Equipping devices with multifactor authentication methods, a CMMC practice, is a solid start at protecting critical infrastructure and sensitive data. Passwords provide some protection, but even with constant management and updates, leave gaps. Multifactor authentication provides one more level of security. In order to be effective, every user, on every device, needs to be equipped with MFA capabilities — which can be hard as previously stated when workers use personal equipment sometimes for professional use.
Sometimes, workers need to access sensitive information, and they might not follow through on critical security protocols already set in place by IT departments. Enforcing end-to-end encryption on any sensitive documents, messages and content is essential to protect agencies from disastrous scenarios where classified items can fall into the wrong users. This should include not only within government, but materials and communications touched by contractors as well.

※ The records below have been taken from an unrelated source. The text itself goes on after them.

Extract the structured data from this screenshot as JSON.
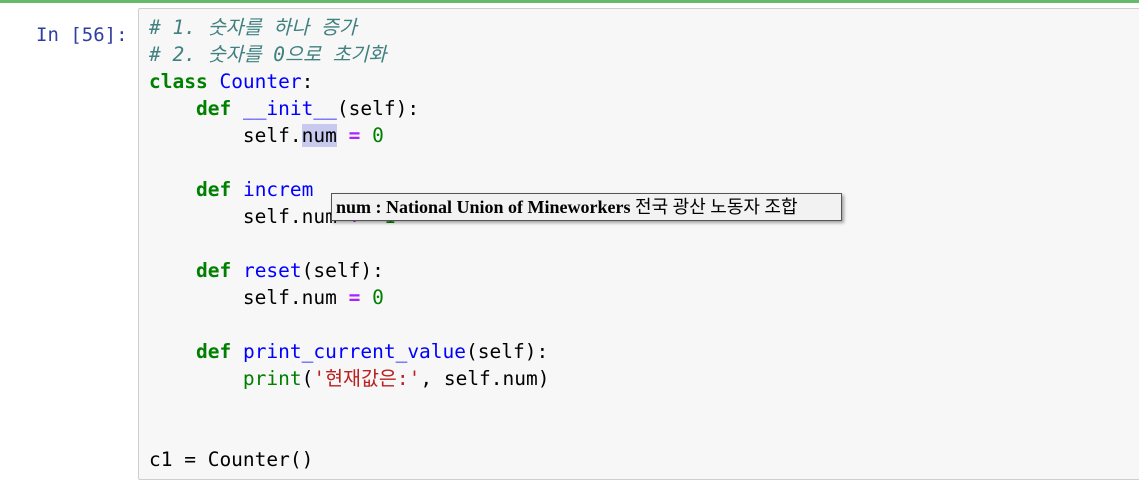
{
  "cell": {
    "prompt": "In [56]:",
    "lines": {
      "comment1": "# 1. 숫자를 하나 증가",
      "comment2": "# 2. 숫자를 0으로 초기화",
      "class_kw": "class",
      "class_name": "Counter",
      "colon": ":",
      "def_kw": "def",
      "init_name": "__init__",
      "self_param": "(self):",
      "self_dot": "self.",
      "num_attr": "num",
      "assign": "=",
      "zero": "0",
      "increment_visible": "increm",
      "incr_self_num": "self.num",
      "plus_eq": "+=",
      "one": "1",
      "reset_name": "reset",
      "print_name": "print_current_value",
      "print_fn": "print",
      "print_open": "(",
      "print_str": "'현재값은:'",
      "print_rest": ", self.num)",
      "self_num_full": "self.num",
      "last_line": "c1 = Counter()"
    }
  },
  "tooltip": {
    "term": "num",
    "separator": " : ",
    "definition": "National Union of Mineworkers",
    "translation": " 전국 광산 노동자 조합"
  },
  "colors": {
    "prompt": "#303f9f",
    "keyword": "#008000",
    "name": "#0000ff",
    "comment": "#408080",
    "operator": "#aa22ff",
    "string": "#ba2121",
    "cell_border_active": "#66bb6a"
  }
}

Agencies should also maintain robust security technology software and protocols from workers who may bypass encryption or MFA software using external storage systems from home like external hard drives, thumb drives or other equipment, which poses another damaging security risk. Additionally, immutable data (often a strategy for backup and data recovery) is a growing trend to ensure recoverability and integrity of data.
Modernizing a remote access strategy
Even with the right security policies in place, remote work has opened agencies up to greater vulnerabilities, and they must always be prepared for a potential breach. Any organization that feels its security is bulletproof and doesn’t have a backup in place sets itself up for disaster. The DOD is a data-centric organization, so data needs to be accessible and secure, so it can protect our war fighters and effectively support DOD missions.
The volume of data being collected and stored also continues to expand exponentially, and the DOD is considering whether certain datasets are disposable, a topic exposed by the DOD Data Strategy. However, getting rid of data without endeavoring to gain insight can pose potentially significant risks. As agencies grapple with how to handle continuously increasing amounts of data, investment in backup solutions becomes more critical.
A proper backup system and policy means data is there when you need it and prevents data loss. To be effective, data protection should be continuous and recovery should be instant. With DOD data, that means there’s no delay in getting the information that could be critical to mission decisions and that there’s no chance that the data has been manipulated.
Backup also needs to be seamless, reliable and easy to use. The midst of a cybersecurity incident is not the time to adjust to a complex system.
The DOD remains heavily targeted by those with malicious intentions seeking sensitive government information. An increase in telework ultimately heightens data volumes, due to the fact larger networks are needed to withstand and provide all the resources remote workers require to remain secure.
While telework will most likely continue throughout 2021 in some capacity, the threat landscape also continues to evolve. Encouraging employees to exercise security best practices, prioritizing basics that still remain a challenge, and always having a backup will ensure defense operations can continue smoothly, regardless of cyber threats and disruption to the workplace.
Rick Vanover, is senior director of product strategy at Veeam Software, and Mike Miller is vice president, federal, at the company.